- Episode no.: Season 2 Episode 40
- Directed by: Patrick Barton
- Teleplay by: Arthur Hailey
- Original air date: 14 September 1966
- Running time: 55 mins

Episode chronology
| ← Previous "Hamlet" | Next → "Twelfth Night" |

= Flight into Danger (Wednesday Theatre) =

"Flight into Danger" is a 1966 Australian TV play. It was based on a 1956 Canadian TV play by Arthur Hailey which had been filmed as the movie Zero Hour!. The episode aired on 14 September 1966 in Melbourne, on 5 October 1966 in Sydney, and on 12 October 1966 in Brisbane.
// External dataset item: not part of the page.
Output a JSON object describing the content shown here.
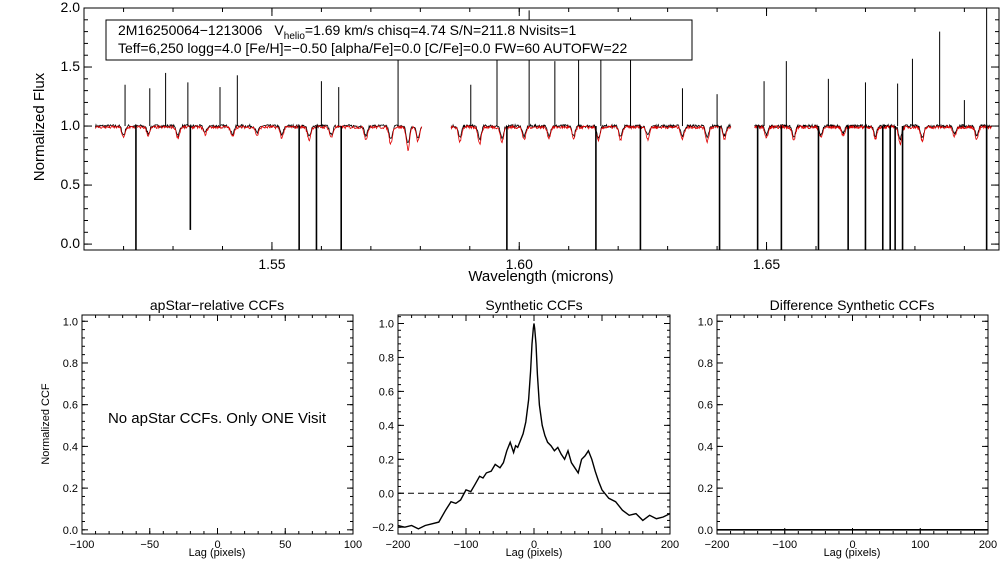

Australian TV drama was relatively rare at the time.

==Plot==
On a plane flight, passenger George Spencer is forced to take controls when the crew fall ill with food poisoning.

==Cast==
- Ray Taylor as George Spencer
- John Godfrey
- Betty Bobbitt
- Wynn Roberts
- Frank Rich
- Keith Eden

==Production==
The production starred TV personality Ray Taylor in his second television drama role; the first had been Ashes to Ashes, also for director Patrick Barton. Co-star Betty Bobbitt was best known for appearing on Daly at Night. Barton said, "Ray is extremely good in this role and manages to portray the anxiety the average man would feel when called on to land a large passenger plane."

==Reception==
The Age called it "another local production that couldn't quite disentangle itself from technical shortcomings to get off the ground."